Die Familie der verstorbenen ehemaligen Partnerin müsste m.E. allerdings zweifelsfrei nachweisen, dass sie ein Erbrecht hat und die verlangten Mobiliargegenstände zum Nachlass gehören. Das wäre beispielsweise dann der Fall, wenn die Verstorbene ursprünglich und auch noch zum Zeitpunkt des Erbfalls im Mai 2007 Alleineigentümerin des (gesamten) Mobiliars war. Miteigentum reicht hierbei für die Durchsetzung eines Herausgabeanspruchs nur an die Familie nicht, § 1011 BGB.
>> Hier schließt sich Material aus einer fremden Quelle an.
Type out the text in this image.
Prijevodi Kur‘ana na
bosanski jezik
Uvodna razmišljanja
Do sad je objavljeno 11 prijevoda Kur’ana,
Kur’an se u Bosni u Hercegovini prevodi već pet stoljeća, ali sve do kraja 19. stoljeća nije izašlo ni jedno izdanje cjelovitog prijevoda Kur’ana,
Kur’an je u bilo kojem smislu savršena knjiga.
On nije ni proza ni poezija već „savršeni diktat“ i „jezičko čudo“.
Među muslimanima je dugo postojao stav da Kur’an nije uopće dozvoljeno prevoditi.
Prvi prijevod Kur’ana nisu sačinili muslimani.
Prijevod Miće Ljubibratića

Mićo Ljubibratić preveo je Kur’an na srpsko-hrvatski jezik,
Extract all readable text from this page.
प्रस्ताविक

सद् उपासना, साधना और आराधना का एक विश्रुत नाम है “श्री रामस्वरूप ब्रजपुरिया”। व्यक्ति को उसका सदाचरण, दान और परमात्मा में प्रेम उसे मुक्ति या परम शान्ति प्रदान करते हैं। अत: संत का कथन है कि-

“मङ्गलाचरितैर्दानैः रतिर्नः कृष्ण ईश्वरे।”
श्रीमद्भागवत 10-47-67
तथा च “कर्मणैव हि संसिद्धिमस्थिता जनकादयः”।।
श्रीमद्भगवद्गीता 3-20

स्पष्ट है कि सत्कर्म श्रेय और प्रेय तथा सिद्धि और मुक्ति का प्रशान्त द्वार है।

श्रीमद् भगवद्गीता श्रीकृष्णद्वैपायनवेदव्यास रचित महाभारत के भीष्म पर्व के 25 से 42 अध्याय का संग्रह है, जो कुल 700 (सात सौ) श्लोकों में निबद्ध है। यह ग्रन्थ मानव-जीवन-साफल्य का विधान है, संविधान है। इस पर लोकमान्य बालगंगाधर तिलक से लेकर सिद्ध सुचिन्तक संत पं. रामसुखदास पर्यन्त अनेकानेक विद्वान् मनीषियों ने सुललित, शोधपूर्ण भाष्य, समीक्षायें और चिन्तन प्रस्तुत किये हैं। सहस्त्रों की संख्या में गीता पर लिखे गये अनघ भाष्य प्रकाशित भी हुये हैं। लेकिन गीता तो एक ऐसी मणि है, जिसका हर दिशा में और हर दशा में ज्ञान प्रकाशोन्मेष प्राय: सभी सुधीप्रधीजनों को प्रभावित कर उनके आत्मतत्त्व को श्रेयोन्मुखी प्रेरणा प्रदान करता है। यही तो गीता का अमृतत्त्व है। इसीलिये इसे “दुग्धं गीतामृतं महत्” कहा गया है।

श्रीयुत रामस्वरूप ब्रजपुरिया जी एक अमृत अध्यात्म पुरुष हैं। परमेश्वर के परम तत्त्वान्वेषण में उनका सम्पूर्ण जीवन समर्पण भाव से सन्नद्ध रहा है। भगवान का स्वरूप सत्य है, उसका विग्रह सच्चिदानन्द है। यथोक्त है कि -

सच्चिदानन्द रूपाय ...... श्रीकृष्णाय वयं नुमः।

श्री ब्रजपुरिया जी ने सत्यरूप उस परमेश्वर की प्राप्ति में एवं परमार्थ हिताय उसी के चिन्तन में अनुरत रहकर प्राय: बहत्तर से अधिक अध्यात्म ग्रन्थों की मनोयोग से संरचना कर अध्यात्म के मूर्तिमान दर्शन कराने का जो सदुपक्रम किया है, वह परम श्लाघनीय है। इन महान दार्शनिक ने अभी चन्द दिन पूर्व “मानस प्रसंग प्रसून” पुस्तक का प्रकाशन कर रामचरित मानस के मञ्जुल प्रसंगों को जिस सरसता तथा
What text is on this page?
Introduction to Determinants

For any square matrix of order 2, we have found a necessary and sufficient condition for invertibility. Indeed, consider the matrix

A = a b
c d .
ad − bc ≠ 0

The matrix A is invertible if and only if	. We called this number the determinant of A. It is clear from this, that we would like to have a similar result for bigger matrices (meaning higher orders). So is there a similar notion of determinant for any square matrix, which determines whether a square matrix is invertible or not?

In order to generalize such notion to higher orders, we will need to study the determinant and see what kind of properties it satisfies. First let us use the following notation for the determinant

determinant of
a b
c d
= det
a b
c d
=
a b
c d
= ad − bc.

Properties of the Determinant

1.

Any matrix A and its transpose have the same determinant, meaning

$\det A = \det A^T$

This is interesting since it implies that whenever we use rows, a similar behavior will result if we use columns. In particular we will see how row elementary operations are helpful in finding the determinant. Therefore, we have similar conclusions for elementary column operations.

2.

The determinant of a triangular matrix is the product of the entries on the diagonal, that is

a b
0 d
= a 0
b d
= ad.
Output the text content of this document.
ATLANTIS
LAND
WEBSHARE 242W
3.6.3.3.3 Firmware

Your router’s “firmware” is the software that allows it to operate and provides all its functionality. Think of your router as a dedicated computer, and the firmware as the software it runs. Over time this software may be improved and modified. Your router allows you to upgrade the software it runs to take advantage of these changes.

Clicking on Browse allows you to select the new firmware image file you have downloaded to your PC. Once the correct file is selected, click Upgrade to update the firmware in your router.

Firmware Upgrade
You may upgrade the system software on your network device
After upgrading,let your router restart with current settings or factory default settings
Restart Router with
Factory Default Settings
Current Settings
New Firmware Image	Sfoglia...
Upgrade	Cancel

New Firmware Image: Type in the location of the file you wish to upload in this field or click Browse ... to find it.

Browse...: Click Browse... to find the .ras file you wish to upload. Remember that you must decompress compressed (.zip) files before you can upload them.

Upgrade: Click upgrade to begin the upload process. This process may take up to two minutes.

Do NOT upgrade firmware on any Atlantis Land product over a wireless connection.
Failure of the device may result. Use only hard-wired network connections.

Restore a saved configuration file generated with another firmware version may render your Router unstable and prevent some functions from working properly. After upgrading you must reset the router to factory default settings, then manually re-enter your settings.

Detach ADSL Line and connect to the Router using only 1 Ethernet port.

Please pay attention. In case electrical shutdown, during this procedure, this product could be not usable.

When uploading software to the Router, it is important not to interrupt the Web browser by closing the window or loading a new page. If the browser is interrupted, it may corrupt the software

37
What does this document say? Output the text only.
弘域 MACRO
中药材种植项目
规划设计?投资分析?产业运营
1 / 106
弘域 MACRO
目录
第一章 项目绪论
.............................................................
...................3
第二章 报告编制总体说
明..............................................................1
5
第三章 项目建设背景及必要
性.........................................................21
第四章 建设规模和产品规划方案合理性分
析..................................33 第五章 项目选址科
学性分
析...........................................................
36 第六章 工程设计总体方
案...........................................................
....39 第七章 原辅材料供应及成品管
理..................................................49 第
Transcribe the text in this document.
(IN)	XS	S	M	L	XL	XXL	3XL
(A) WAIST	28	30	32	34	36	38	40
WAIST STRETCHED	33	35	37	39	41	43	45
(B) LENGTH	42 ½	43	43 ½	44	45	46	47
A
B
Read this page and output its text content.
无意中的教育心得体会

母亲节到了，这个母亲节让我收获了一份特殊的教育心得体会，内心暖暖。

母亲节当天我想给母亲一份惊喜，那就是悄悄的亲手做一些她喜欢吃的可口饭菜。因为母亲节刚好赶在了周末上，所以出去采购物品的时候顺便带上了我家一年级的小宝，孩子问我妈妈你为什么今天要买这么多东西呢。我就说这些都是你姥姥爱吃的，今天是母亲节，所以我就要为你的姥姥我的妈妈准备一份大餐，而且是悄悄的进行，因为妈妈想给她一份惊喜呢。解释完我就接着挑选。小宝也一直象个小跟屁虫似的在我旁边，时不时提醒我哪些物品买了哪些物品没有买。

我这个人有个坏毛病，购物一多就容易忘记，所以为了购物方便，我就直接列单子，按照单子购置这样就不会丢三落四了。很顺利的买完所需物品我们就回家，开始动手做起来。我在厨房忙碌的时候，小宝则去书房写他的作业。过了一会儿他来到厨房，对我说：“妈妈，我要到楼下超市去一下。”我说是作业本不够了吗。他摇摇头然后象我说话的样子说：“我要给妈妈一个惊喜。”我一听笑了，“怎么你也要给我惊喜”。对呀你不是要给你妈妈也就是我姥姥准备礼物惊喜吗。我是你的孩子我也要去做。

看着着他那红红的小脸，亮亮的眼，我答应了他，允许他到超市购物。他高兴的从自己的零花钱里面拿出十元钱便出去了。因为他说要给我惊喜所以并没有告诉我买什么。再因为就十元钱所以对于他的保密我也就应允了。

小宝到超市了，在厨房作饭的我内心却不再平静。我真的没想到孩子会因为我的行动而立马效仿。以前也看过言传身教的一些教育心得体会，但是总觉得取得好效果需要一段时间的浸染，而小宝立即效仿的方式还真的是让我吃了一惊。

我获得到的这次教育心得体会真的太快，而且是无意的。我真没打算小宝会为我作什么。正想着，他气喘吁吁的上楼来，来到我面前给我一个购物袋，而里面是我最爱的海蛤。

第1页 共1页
Ob dieser Nachweis der Nachlasszugehörigkeit oder sogar des Alleineigentums gelingen kann, dürfte fraglich sein, wenn man bedenkt, dass die Gegenstände bis zu zehn Jahre in einer gemeinschaftlich genutzten Wohnung und nach dem Erbfall dort auch noch gut zwei weitere Jahre standen. Eine genauere Einschätzung der Rechtslage, insbesondere der Beweissituation würde jedoch eine nähere Untersuchung oder genauere Aufarbeitung des Sachverhalts erfordern. Sofern bezüglich der geforderten Gegenstände Zweifel an einer Herausgabeverpflichtung bestehen oder sogar im Gegenteil eher von einem Alleinrecht Ihres Partners in Bezug auf einzelne Gegenstände oder das gesamte Mobiliar auszugehen ist, würde ich in diesem Fall empfehlen, dass Sie den Vorgang dann einem Kollegen oder einer Kollegin vor Ort zur außergerichtlichen Vertretung übergeben.